Each one of the ten sefiros represents a mida – an attribute of Hashem, so to speak. The Rambam (hilchos daios) explains that while a human being has attributes, Hashem Is the embodiment of each and every one of His attributes. In other words, Hashem Is at one and the same time the embodiment of mercy and of kindness – each and every mida all at once, yet each one in its entirety.
The sefiros are a perfect number because they are the being of Hashem’s Attributes. The world’s being created through the ten sefiros signifies the world being complete and perfect. Since the sefiros are a perfect and complete system they cannot be pondered about because they are what they are. The sefiros are the forces behind the attributes which man can attain. They are the human attributes that can be neither rationalized nor pondered further. The Vilna Gaon (see Maaseh Rav) explains that Toras Hasod/Kabbala starts only at the point where philosophy ends.

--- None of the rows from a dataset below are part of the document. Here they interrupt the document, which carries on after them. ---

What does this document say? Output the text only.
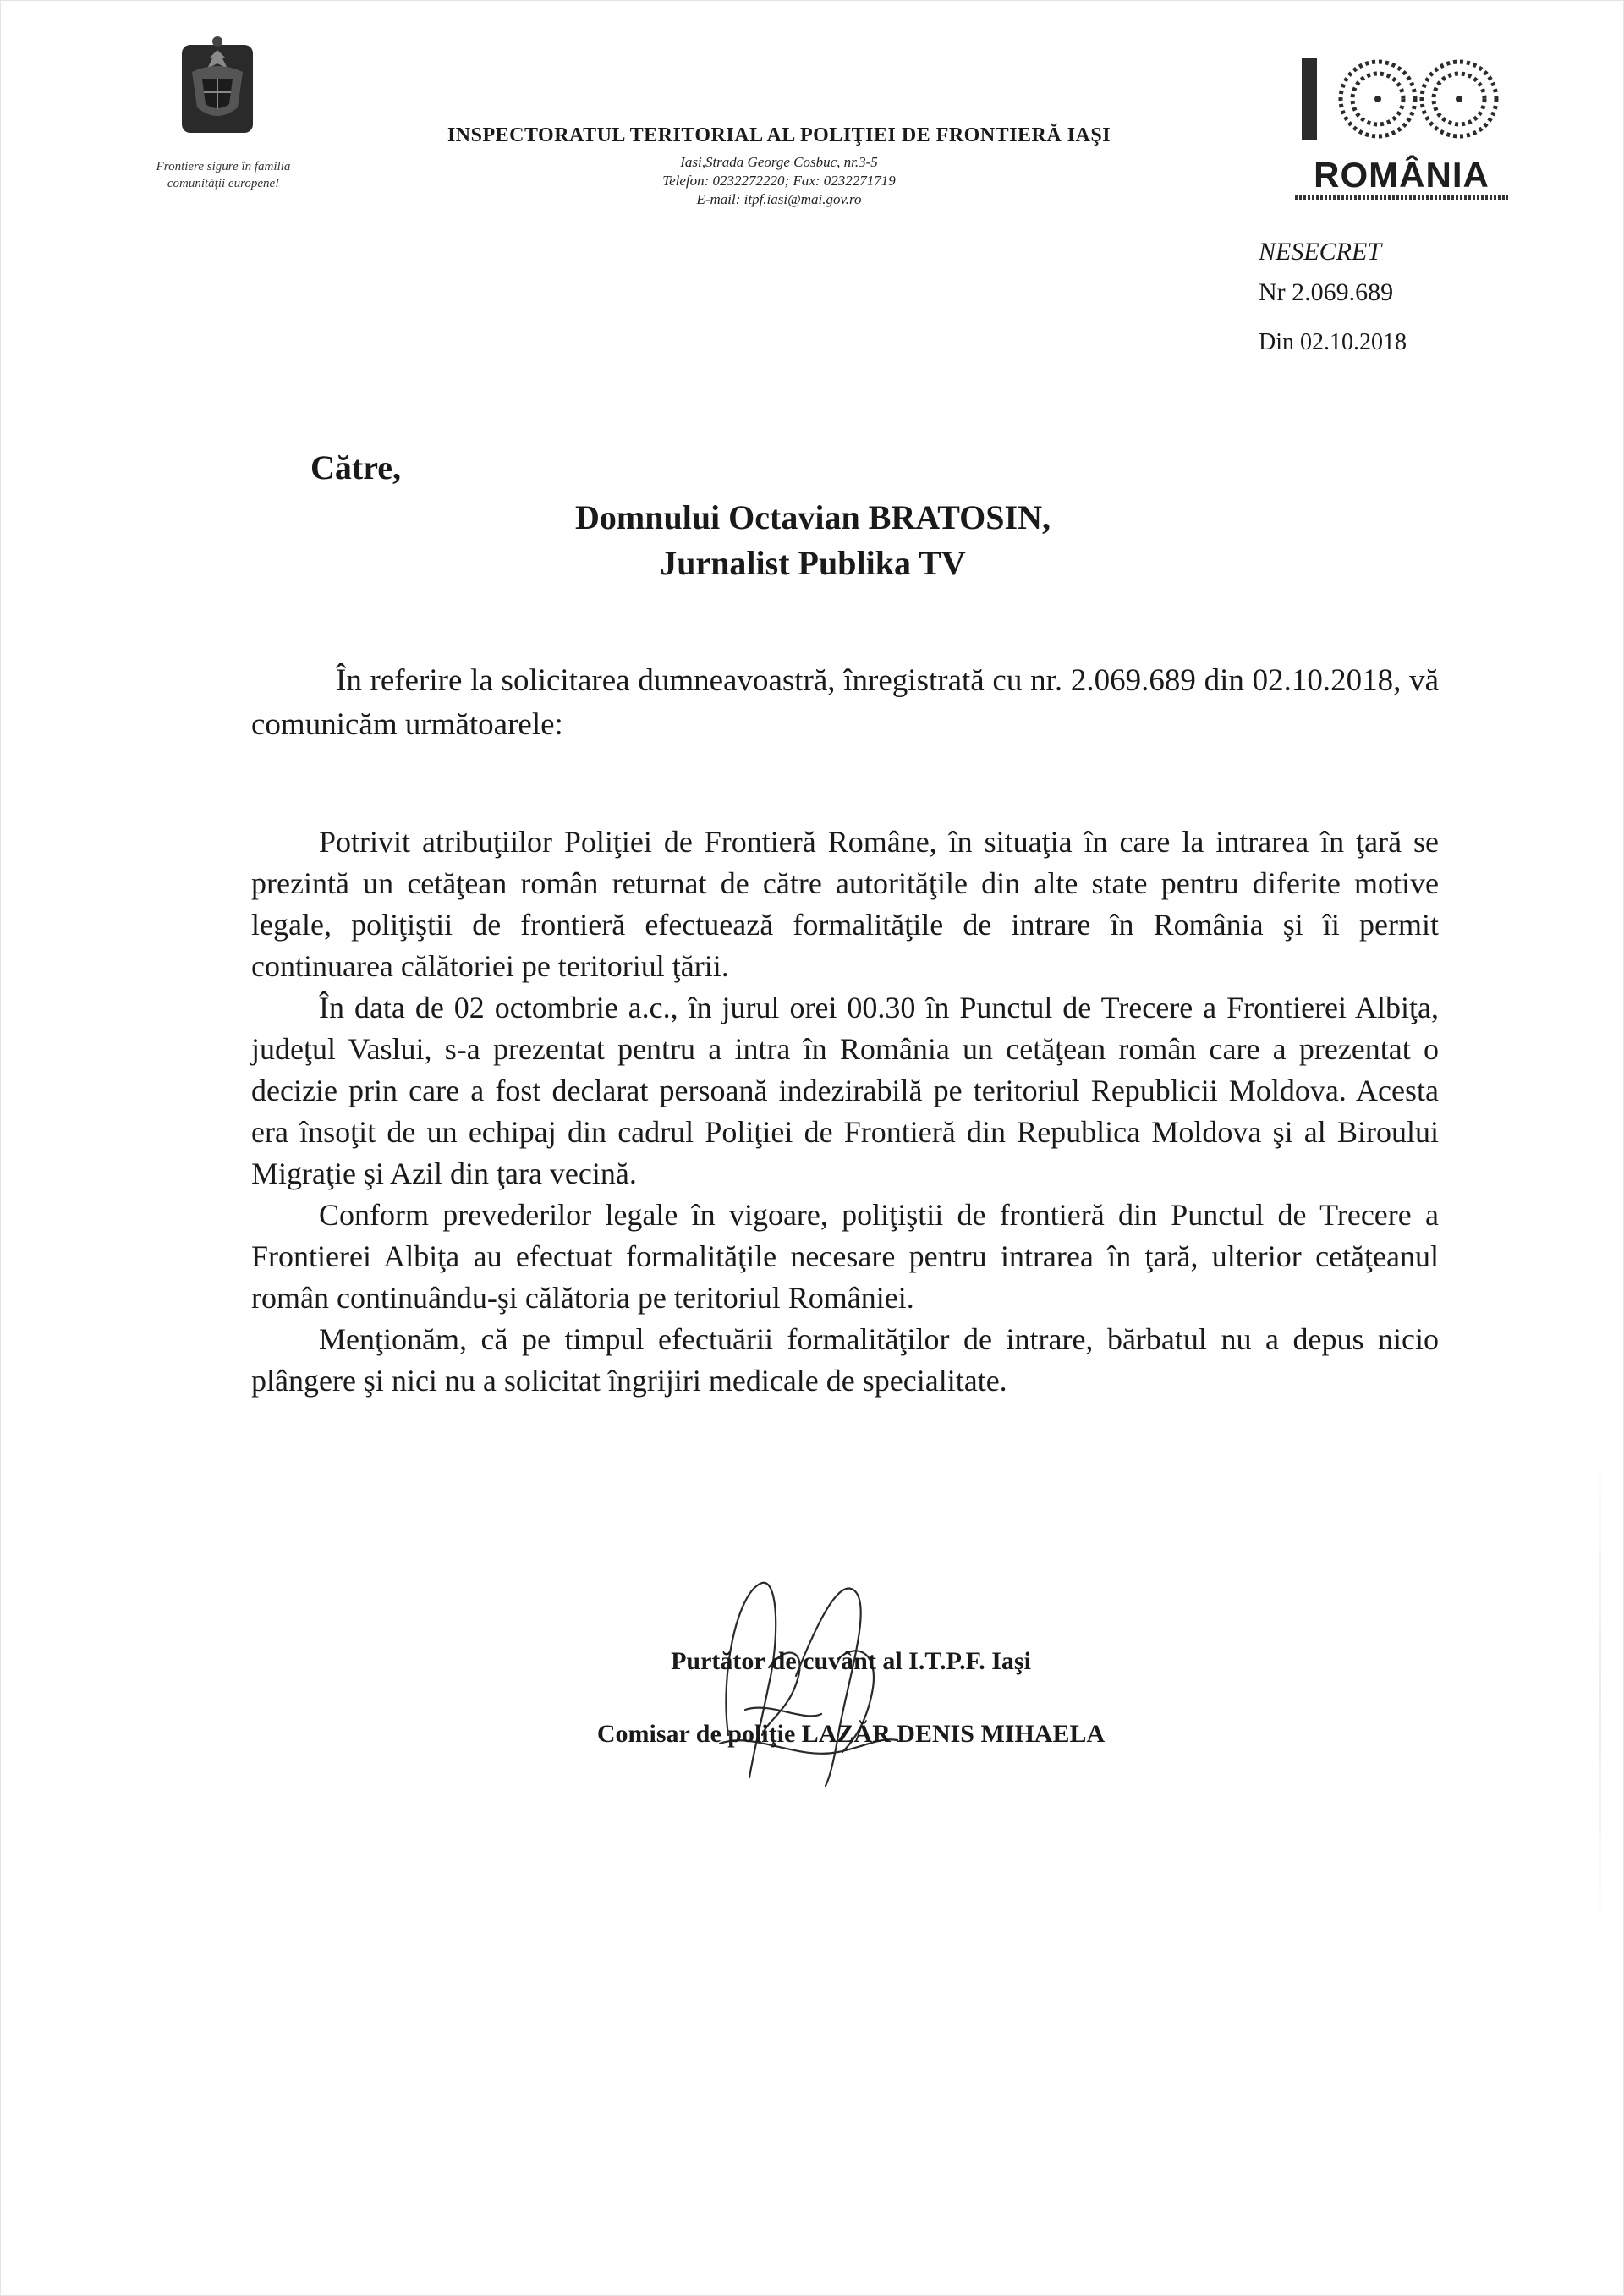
Frontiere sigure în familia comunității europene!
INSPECTORATUL TERITORIAL AL POLIŢIEI DE FRONTIERĂ IAŞI
Iasi,Strada George Cosbuc, nr.3-5
Telefon: 0232272220; Fax: 0232271719
E-mail: itpf.iasi@mai.gov.ro
ROMÂNIA
NESECRET
Nr 2.069.689
Din 02.10.2018
Către,
Domnului Octavian BRATOSIN,
Jurnalist Publika TV
În referire la solicitarea dumneavoastră, înregistrată cu nr. 2.069.689 din 02.10.2018, vă comunicăm următoarele:

Potrivit atribuţiilor Poliţiei de Frontieră Române, în situaţia în care la intrarea în ţară se prezintă un cetăţean român returnat de către autorităţile din alte state pentru diferite motive legale, poliţiştii de frontieră efectuează formalităţile de intrare în România şi îi permit continuarea călătoriei pe teritoriul ţării.

În data de 02 octombrie a.c., în jurul orei 00.30 în Punctul de Trecere a Frontierei Albiţa, judeţul Vaslui, s-a prezentat pentru a intra în România un cetăţean român care a prezentat o decizie prin care a fost declarat persoană indezirabilă pe teritoriul Republicii Moldova. Acesta era însoţit de un echipaj din cadrul Poliţiei de Frontieră din Republica Moldova şi al Biroului Migraţie şi Azil din ţara vecină.

Conform prevederilor legale în vigoare, poliţiştii de frontieră din Punctul de Trecere a Frontierei Albiţa au efectuat formalităţile necesare pentru intrarea în ţară, ulterior cetăţeanul român continuându-şi călătoria pe teritoriul României.

Menţionăm, că pe timpul efectuării formalităţilor de intrare, bărbatul nu a depus nicio plângere şi nici nu a solicitat îngrijiri medicale de specialitate.

Purtător de cuvânt al I.T.P.F. Iaşi
Comisar de poliţie LAZĂR DENIS MIHAELA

When something is complete and perfect it is one. Ten tenths is one. The Mishna begins with this question: if the world is a complete unit (created from the ten sefiros), could it not have been created through one and not ten articulations (the one utterance would include all ten sefiros as one unit)? To this the Mishna answers that in order to be able to give more reward and divide punishment Hashem made the world conjoint and multifaceted.
While there is a lot to be learned from this Mishna, the Mishna contains a central message. The Mishna tells us that Hashem so to speak divided His ‘Being’ into ten when he created the world. This division was for our sake. By keeping Hashem’s Torah we have essentially brought about the furtherance of the world, whereby extending the elements of its creation. Hence the reward for doing so is multifold. If chalila someone transgresses the Torah the damage and punishment can be kept to the particular elements damaged.
Hashem ‘broke up’ His essence in order to be able to impart us with as much good as possible, and at the same time, to diminish punishment as much as possible.